Chinese Group Proposes Major Garment Manufacturing Hub in Northern Myanmar
By Nan Lwin 26 January 2021
YANGON—A Chinese textile group has submitted a proposal to implement an international textile manufacturing cluster project in a major town in Sagaing Region, an economic hub for Upper Myanmar, at an expected cost of more than US$370 million (493.49 billion kyats).
The Ministry of Planning, Finance and Industry (MOPFI) said China’s Jiangsu province-based Eastern Development International (Myanmar) Co. Ltd. (Dongzhan Textile Group – China) made an unsolicited proposal for the project in Sagaing city, which if accepted would be the first textile-based industrial cluster to be developed in the country.
According to the government’s investment agency, the Directorate of Investment and Company Administration (DICA), Eastern Development International (Myanmar) Co. Ltd. registered in 2018 as a manufacturer of wearing apparel. Both directors of the company are Chinese citizens and it is wholly owned by foreign citizens.
Textile manufacturing is one of the leading industries in Sagaing city, and the region is home to a number of the country’s major state-owned textile factories. Sagaing Region borders India and its economy is largely dependent on trade with the country.

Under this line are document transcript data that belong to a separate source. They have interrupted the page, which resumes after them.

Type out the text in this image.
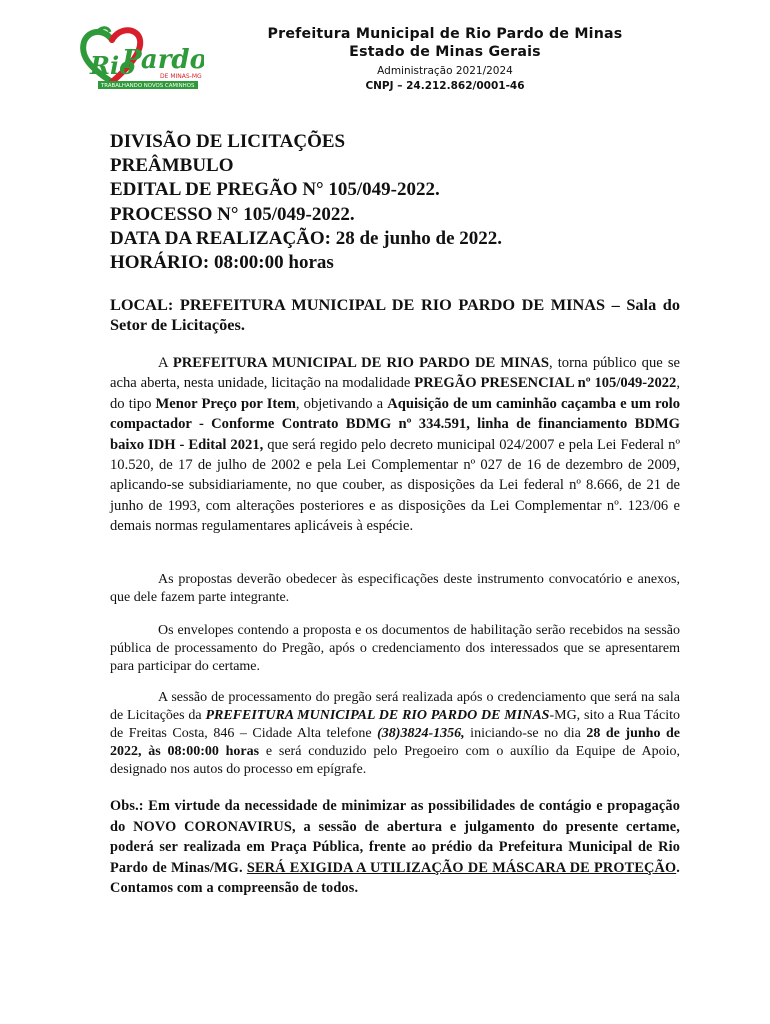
Rio
Pardo
DE MINAS-MG
TRABALHANDO NOVOS CAMINHOS
Prefeitura Municipal de Rio Pardo de Minas
Estado de Minas Gerais
Administração 2021/2024
CNPJ – 24.212.862/0001-46
DIVISÃO DE LICITAÇÕES
PREÂMBULO
EDITAL DE PREGÃO N° 105/049-2022.
PROCESSO N° 105/049-2022.
DATA DA REALIZAÇÃO: 28 de junho de 2022.
HORÁRIO: 08:00:00 horas
LOCAL: PREFEITURA MUNICIPAL DE RIO PARDO DE MINAS – Sala do Setor de Licitações.
A PREFEITURA MUNICIPAL DE RIO PARDO DE MINAS, torna público que se acha aberta, nesta unidade, licitação na modalidade PREGÃO PRESENCIAL nº 105/049-2022, do tipo Menor Preço por Item, objetivando a Aquisição de um caminhão caçamba e um rolo compactador - Conforme Contrato BDMG nº 334.591, linha de financiamento BDMG baixo IDH - Edital 2021, que será regido pelo decreto municipal 024/2007 e pela Lei Federal nº 10.520, de 17 de julho de 2002 e pela Lei Complementar nº 027 de 16 de dezembro de 2009, aplicando-se subsidiariamente, no que couber, as disposições da Lei federal nº 8.666, de 21 de junho de 1993, com alterações posteriores e as disposições da Lei Complementar nº. 123/06 e demais normas regulamentares aplicáveis à espécie.
As propostas deverão obedecer às especificações deste instrumento convocatório e anexos, que dele fazem parte integrante.
Os envelopes contendo a proposta e os documentos de habilitação serão recebidos na sessão pública de processamento do Pregão, após o credenciamento dos interessados que se apresentarem para participar do certame.
A sessão de processamento do pregão será realizada após o credenciamento que será na sala de Licitações da PREFEITURA MUNICIPAL DE RIO PARDO DE MINAS-MG, sito a Rua Tácito de Freitas Costa, 846 – Cidade Alta telefone (38)3824-1356, iniciando-se no dia 28 de junho de 2022, às 08:00:00 horas e será conduzido pelo Pregoeiro com o auxílio da Equipe de Apoio, designado nos autos do processo em epígrafe.
Obs.: Em virtude da necessidade de minimizar as possibilidades de contágio e propagação do NOVO CORONAVIRUS, a sessão de abertura e julgamento do presente certame, poderá ser realizada em Praça Pública, frente ao prédio da Prefeitura Municipal de Rio Pardo de Minas/MG. SERÁ EXIGIDA A UTILIZAÇÃO DE MÁSCARA DE PROTEÇÃO. Contamos com a compreensão de todos.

The Myanmar Project Bank said the proposed project will comprise two phases at an estimated total cost of $371.40 million on 356.47 acres in Sagaing owned by No. 3 Heavy Industries Enterprise, a state-owned company. It will involve construction of a total of 17 garment related factories, an international textile-related market at a ginning factory in Sagaing, and other related infrastructures.
According to the Project Bank, construction is expected to be complete within 10 years. Phase 1 will include construction of 12 new garment-related factories, knitting fabric factories, dyeing and printing factories, down and feather factories and residential buildings for employees.
Phase 2 will include construction of five garment related factories, an embroidery factory, a carton factory, a polyester wadding factory and the international textile related market. Under the proposal, the industrial cluster would be linked with other textile factories across Sagaing Region.
U Win Aung, general manager of No. 3 Heavy Industries under MOPFI with responsibility for the project, told The Irrawaddy that the Chinese company had already carried out a preliminary feasibility study (FS) for the project.
If the project goes ahead, it will be 100-percent wholly owned by the foreign company, he said.
However, the ministry is planning to launch a Swiss Challenge to invite other interested bidders, U Win Aung added.
The Myanmar government set out new rules last August for investors looking to submit unsolicited project proposals worth more than 2 billion kyats. Under the Swiss Challenge process, an initial development proposal put forward by a company will be made public to allow qualified firms to challenge it with better terms, on the basis that they strictly adhere to the terms and conditions of the tender assessment criteria.
U Win Aung said that the proposal for the Swiss Challenge is awaiting approval from the Union level.
He said the Swiss Challenge will be launched after the Union level gives the green light.
“The process will take at least six months. We will invite all foreign and local investors who are interested to participate in it,” he added.
The Project Bank said the project is expected to create 20,000 new jobs.
Although the Chinese company made the first proposal, U Win Aung said the official will choose the most qualified one based on their financial capability and their work experience track record, among other things.
U Win Aung said the project is a part of the government’s plan for the privatization of state-owned enterprises, adding that Myanmar intends to transform from a cut, make and pack (CMP) to a freight–on-board (FOB) basis.
Under the FOB system, international buyers have to pay Myanmar’s garment factories for the full value of the completed garments as they are loaded “on board” shipping vehicles. Currently, manufacturers in Myanmar are operating under the CMP production system, in which producers have no involvement in the design and or input sourcing processes.